可他已經聽不進去了。那具身體裏徹底失控,像脫韁的野馬,只剩下原有的占有。他撕扯著她的睡袍,動作激烈得幾乎要將那輕薄的料子撕碎,指尖劃過她的肌膚,留下一道道紅痕。

蘇青青疼得眼眶泛紅,身體的不適讓她忍不住蜷縮起來,卻被他更緊地按住。他的呼吸粗重,眼底只有想要,再沒有往日的克制與憐惜。

這一夜,比前夜更甚。他像是不知疲倦,一遍遍地索取,全然不顧她的嗚咽與顫抖,直到天邊泛起魚肚白,才終於停歇。

蘇青青癱在床上,渾身像散了架,連動一根手指的力氣都沒有。發絲淩亂地貼在汗濕的臉頰上,嘴唇紅腫,身上布滿了深淺不一的痕跡,整個人虛弱得像是要碎了。

林一靠在床頭,喘著粗氣,目光落在她毫無血色的臉上,喉結滾動了一下,聲音沙啞得厲害:“夫人……你真迷人。”

蘇青青費力地睜開眼,看著他眼底尚未褪去的欲望,心裏一片麻木。可不知怎的,母親的話又在耳邊響起——“伺候得妥帖了,他的心才會系在你身上”。

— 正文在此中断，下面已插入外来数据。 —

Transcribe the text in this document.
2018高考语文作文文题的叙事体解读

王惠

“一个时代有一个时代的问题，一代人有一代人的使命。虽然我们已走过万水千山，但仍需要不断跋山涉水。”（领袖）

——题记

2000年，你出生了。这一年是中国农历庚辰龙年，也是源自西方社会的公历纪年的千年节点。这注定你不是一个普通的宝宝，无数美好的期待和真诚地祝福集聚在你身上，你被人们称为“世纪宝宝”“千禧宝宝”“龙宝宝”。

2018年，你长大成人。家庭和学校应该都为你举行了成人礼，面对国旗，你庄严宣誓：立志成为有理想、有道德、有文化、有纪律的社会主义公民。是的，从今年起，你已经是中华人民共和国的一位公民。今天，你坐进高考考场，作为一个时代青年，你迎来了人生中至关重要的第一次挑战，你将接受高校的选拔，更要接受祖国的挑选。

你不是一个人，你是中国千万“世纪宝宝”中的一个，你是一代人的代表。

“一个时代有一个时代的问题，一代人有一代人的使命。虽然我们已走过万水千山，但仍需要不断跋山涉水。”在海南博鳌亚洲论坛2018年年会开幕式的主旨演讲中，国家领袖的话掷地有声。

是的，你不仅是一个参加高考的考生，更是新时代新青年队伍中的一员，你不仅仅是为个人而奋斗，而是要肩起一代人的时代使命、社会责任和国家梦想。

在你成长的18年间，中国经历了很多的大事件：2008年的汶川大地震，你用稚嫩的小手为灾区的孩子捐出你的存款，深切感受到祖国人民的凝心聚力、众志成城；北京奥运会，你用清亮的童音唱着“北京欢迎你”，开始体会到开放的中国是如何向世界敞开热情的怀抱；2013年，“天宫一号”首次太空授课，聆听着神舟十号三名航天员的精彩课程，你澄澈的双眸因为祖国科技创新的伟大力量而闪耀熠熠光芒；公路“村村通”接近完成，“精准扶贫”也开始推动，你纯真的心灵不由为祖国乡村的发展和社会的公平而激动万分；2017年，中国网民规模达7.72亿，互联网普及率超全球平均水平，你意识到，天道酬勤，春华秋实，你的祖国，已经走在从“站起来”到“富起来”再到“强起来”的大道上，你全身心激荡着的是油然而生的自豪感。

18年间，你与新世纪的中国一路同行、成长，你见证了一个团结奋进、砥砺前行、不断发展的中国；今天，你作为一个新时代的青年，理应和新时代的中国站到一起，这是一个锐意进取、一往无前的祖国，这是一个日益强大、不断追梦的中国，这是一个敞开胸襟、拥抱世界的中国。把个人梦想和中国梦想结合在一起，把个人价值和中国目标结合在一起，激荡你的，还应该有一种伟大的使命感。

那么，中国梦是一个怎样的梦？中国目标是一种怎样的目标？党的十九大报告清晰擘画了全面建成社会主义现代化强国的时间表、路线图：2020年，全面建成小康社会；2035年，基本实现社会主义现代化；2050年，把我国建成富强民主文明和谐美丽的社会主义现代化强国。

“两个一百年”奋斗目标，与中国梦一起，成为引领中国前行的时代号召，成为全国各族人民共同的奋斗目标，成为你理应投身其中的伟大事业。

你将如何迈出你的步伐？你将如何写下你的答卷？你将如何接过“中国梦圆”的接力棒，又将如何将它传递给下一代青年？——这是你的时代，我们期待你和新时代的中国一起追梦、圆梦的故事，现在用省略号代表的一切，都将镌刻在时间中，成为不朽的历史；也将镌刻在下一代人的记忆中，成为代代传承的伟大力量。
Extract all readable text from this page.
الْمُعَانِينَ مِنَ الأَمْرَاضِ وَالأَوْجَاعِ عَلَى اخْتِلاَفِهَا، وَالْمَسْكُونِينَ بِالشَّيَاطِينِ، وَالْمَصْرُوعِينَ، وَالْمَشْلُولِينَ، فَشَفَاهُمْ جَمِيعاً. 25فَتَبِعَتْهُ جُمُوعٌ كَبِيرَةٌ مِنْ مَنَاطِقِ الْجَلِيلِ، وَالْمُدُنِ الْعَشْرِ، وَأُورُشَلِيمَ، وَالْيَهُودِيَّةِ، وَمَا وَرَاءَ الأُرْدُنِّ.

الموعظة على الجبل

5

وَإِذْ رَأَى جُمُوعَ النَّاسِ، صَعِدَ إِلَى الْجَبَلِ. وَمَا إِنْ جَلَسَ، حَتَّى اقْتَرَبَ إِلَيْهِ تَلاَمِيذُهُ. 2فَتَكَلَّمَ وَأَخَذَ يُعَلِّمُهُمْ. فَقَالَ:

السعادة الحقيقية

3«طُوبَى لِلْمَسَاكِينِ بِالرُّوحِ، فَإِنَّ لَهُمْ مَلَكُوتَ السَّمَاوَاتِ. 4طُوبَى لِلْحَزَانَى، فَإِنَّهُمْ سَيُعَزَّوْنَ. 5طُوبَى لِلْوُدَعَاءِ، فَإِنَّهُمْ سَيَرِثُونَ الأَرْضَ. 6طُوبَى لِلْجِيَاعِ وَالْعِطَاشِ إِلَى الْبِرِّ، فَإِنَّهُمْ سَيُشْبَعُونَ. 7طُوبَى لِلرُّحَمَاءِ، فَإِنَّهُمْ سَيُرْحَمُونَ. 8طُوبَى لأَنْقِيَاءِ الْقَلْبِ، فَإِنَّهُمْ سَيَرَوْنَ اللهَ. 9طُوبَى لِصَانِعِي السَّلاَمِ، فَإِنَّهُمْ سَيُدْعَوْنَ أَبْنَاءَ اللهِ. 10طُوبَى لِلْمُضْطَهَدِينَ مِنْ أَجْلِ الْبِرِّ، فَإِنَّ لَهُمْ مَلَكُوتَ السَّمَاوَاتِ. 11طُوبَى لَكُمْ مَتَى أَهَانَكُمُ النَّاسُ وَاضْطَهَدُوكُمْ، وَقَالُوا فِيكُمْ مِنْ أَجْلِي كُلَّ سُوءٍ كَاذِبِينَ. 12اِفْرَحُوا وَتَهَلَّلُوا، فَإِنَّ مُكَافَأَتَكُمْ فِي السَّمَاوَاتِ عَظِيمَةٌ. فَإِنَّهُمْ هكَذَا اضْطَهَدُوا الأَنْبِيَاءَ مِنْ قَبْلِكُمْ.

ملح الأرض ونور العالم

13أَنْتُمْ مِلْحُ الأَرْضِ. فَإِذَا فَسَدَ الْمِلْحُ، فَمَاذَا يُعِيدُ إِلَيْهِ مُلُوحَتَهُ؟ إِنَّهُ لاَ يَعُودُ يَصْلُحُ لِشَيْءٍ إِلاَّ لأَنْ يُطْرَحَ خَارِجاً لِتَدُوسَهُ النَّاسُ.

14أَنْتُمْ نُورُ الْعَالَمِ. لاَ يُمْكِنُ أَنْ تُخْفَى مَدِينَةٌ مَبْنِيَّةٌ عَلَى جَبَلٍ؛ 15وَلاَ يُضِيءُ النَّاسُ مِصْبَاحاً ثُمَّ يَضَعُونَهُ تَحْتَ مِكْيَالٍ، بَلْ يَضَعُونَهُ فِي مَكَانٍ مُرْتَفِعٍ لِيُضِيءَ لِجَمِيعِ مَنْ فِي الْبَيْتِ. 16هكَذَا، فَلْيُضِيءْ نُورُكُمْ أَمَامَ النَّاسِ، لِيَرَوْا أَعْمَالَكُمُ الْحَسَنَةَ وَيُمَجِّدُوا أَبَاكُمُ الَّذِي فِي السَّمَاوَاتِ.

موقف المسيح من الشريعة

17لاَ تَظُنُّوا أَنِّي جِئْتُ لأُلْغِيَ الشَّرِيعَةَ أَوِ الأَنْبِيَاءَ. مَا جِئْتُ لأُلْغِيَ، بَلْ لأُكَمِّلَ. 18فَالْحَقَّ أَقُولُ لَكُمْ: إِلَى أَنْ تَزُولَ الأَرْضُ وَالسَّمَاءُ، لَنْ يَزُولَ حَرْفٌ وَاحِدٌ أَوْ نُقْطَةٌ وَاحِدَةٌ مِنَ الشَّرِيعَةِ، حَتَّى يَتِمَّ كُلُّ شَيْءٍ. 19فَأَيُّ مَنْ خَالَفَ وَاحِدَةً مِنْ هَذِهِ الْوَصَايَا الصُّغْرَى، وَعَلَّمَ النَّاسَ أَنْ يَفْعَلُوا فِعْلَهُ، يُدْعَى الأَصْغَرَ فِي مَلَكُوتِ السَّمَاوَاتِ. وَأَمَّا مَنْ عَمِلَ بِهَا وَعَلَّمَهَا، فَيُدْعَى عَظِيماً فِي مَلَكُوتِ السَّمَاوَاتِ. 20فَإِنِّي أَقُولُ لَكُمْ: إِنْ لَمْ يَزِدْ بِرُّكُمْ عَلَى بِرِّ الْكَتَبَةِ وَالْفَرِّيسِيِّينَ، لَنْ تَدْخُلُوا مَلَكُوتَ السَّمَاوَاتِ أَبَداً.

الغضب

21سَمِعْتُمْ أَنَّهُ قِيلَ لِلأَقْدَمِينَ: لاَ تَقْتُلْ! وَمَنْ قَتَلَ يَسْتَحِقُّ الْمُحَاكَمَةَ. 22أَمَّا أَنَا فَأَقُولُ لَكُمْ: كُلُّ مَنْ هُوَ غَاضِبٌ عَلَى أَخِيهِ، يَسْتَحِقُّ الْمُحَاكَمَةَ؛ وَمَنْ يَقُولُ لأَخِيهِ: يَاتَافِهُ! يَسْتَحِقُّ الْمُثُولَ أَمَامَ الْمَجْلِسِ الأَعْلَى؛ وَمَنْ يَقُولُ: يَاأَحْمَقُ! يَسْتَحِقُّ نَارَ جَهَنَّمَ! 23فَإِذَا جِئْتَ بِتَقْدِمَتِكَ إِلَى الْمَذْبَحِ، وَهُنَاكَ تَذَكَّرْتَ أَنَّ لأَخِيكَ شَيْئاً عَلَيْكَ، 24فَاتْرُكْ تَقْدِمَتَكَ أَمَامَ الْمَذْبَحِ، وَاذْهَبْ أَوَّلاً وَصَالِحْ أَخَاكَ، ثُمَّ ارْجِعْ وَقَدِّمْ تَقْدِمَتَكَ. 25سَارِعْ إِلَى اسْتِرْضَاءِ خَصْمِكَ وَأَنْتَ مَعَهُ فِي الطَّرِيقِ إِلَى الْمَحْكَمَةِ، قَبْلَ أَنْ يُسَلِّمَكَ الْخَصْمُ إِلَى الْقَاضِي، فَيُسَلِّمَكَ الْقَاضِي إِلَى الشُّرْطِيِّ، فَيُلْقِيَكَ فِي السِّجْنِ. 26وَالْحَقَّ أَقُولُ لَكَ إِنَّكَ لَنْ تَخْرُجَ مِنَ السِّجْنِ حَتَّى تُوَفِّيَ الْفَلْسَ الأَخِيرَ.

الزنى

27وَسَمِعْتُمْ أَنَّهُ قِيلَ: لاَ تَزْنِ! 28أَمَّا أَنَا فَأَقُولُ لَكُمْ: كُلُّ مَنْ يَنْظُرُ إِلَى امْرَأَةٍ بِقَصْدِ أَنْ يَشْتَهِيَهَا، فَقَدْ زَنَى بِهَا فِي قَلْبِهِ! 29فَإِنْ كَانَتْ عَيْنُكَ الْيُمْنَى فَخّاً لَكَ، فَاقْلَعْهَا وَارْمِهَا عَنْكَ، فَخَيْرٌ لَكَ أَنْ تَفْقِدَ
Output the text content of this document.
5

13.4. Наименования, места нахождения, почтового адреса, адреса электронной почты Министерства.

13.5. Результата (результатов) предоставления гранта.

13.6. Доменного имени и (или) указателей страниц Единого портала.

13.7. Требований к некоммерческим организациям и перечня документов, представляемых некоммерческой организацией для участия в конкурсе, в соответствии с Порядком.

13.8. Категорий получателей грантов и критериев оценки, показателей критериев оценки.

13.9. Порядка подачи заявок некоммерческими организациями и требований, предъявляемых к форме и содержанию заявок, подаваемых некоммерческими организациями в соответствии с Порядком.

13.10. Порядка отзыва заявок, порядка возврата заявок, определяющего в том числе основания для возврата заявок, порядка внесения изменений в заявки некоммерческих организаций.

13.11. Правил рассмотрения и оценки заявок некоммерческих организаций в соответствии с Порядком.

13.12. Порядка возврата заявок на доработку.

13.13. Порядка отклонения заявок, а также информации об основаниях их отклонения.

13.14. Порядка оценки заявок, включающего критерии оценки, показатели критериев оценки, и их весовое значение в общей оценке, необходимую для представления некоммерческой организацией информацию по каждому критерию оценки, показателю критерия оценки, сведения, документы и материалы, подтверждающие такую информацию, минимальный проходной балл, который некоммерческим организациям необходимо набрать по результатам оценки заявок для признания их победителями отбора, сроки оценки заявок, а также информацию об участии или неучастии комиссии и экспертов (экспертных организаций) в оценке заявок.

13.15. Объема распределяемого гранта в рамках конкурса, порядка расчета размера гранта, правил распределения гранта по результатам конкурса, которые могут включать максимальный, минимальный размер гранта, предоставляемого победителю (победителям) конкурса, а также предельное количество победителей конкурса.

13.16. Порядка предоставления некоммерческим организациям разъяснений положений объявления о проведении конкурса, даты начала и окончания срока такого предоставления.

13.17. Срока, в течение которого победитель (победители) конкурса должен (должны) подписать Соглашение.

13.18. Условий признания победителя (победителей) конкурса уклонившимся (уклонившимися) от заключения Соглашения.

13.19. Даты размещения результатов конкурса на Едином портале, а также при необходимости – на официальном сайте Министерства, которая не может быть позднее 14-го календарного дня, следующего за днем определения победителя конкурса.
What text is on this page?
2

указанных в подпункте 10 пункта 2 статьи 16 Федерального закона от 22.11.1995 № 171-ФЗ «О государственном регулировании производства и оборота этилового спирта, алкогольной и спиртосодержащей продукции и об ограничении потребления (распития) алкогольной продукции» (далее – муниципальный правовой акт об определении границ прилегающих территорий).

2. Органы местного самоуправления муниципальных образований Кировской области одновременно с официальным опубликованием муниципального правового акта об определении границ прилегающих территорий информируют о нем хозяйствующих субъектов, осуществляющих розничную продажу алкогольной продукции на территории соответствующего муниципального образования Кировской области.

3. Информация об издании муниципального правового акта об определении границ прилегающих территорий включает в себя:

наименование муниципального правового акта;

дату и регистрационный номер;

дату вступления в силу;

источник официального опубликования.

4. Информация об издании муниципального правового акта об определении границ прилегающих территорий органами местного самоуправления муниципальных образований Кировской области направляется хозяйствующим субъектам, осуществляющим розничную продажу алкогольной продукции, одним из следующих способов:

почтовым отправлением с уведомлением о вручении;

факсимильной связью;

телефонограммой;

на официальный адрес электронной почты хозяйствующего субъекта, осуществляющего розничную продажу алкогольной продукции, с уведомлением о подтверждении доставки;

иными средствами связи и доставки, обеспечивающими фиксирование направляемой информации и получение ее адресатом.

她緩緩勾起嘴角,露出一個比哭還難看的笑,輕聲道:“只要夫君喜歡……就好。”

原來他是迷戀自己的,不然怎會如此急切?她這樣告訴自己,試圖從這滿身的疼痛裏,找出一絲被愛的證據。

林一看著她強撐的笑意,心裏忽然湧起一股莫名的煩躁。他別過臉,不再看她,起身披上外袍,大步走出了內室。

門“砰”地一聲關上,隔絕了兩個世界。

蘇青青躺在床上,眼淚終於忍不住滾落,砸在錦被上,暈開一小片濕痕。她以為的迷戀,不過是他失控的宣洩。可她不敢承認,只能抱著那點自欺欺人的“愛意”,在無邊的疲憊與疼痛裏,慢慢閉上了眼。